Artykuły
Wywiad: Gdy spotkają się pasjonaci historii, wciąż rodzą się nowe pomysły
Autor: BARTOSZ SADLIŃSKI.
Publikacja: Czwartek, 16 - Sierpień 2012r. , godz.: 09:30
O rycerzach rowerowych rozdroży, samodzielnym wykuwaniu broni, marzeniach o wyprawie na Grunwald, a także łączeniu wątków religijnych
i rycerskich rozmawiamy z Józefem Müllerem, komturem bractwa joannitów w Solcu.
- Istnieje coś takiego jak szlak joannicki. Jak to działa?

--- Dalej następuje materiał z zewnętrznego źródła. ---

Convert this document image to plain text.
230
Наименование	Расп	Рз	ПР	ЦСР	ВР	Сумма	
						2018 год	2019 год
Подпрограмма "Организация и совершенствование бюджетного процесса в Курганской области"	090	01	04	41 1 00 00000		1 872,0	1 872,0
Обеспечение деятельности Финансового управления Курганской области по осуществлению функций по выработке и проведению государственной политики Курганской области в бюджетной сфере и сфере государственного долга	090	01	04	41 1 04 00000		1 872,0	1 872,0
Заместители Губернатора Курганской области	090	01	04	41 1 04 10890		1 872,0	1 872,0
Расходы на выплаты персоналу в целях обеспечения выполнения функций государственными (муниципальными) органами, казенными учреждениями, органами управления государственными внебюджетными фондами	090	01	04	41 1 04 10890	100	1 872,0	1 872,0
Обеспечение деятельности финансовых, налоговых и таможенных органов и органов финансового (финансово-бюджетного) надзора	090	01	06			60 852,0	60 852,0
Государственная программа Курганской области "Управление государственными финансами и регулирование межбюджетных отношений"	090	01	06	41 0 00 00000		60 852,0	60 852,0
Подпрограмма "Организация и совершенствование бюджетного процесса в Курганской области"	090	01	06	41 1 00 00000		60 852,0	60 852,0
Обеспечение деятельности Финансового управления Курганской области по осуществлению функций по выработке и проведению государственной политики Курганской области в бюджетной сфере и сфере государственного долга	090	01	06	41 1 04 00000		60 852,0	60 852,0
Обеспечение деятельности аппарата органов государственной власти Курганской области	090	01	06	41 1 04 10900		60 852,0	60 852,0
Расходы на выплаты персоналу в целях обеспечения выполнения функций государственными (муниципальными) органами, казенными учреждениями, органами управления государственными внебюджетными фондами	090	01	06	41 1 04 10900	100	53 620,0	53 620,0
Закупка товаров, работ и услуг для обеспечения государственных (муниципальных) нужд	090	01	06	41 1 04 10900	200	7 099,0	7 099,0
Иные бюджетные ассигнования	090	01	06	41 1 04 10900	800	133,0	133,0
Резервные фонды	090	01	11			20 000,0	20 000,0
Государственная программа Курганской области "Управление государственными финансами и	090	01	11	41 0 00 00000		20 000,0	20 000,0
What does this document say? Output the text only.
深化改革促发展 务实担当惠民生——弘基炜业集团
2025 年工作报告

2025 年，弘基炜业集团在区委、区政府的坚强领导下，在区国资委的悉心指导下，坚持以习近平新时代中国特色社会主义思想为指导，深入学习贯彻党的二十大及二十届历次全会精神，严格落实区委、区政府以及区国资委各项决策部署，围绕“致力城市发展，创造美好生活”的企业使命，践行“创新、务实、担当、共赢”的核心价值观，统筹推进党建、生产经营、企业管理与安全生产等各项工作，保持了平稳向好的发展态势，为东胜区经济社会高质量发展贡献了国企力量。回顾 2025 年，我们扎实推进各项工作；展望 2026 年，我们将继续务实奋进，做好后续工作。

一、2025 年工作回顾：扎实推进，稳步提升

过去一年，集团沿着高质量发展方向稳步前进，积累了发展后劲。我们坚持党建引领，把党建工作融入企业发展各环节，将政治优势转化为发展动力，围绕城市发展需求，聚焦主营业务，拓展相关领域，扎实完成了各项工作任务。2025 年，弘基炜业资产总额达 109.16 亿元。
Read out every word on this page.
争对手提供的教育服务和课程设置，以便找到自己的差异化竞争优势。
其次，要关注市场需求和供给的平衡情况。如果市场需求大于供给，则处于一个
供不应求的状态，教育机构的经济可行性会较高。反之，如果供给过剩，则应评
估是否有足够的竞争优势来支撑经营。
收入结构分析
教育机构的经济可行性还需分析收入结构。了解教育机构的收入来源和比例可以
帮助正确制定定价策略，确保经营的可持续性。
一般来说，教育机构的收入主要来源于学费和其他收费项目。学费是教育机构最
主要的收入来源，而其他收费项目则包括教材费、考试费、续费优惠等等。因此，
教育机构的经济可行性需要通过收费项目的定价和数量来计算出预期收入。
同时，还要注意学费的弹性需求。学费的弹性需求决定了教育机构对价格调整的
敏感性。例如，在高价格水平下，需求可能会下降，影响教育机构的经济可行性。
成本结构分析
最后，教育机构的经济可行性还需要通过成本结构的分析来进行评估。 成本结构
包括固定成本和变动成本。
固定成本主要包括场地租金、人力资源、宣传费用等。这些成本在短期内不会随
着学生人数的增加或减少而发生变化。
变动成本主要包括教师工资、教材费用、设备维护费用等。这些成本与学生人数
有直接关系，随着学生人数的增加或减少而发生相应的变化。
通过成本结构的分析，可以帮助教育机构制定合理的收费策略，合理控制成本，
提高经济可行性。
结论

- Szlaków joannitów jest bardzo dużo. Miejscowy szlak rowerowy jest naszym pomysłem przy udziale Głubczyc, a najbardziej: Barbary Piechaczek i Katarzyny Maler; pomysł z ich strony dał nam do myślenia, więc podjęliśmy temat. Dla uczestników rajdu przewidziana jest trzystopniowa odznaka: brąz, srebro i złoto, w zależności od szlaku, który wybierają. Brąz to: Olbrachcice, Solec, Nowa Wieś, Gostomia. Srebro: Chrzelice, Prężyna, Ligota, a więc wszędzie tam, gdzie soleccy joannici mieli swoje posiadłości. Złoto: w stronę Łosiowa (koło Brzegu). Joannici z Łosiowa zostali w zasadzie przesunięci do Solca. Mieliśmy stamtąd komtura - Marcholda; był przez pewien czas w Grobnikach, potem został wykomendowany do Solca; to nasz pierwszy komtur, od niego się wszystko zaczęło.
Szlak joannitów nie jest ciężkim szlakiem. Znajduje się w tej chwili na mapie polskich rowerowych szlaków turystycznych. Kiedyś udało się zebrać 60 uczestników z całej Polski, było to dla nas nie lada zaskoczeniem. Szlak rozszerza się w obrębie województwa opolskiego, obejmuje powiat głubczycki, prudnicki, kawałek strzeleckiego, można też przejechać w stronę Trzebiny. Szlak joannitów w turystyce rowerowej nie jest aż taki całkiem stary, ma około cztery lata, rozwijamy się; turyści nabyli od nas odznaki w ilości około 80 sztuk, różnego koloru - złota, brązu, srebra.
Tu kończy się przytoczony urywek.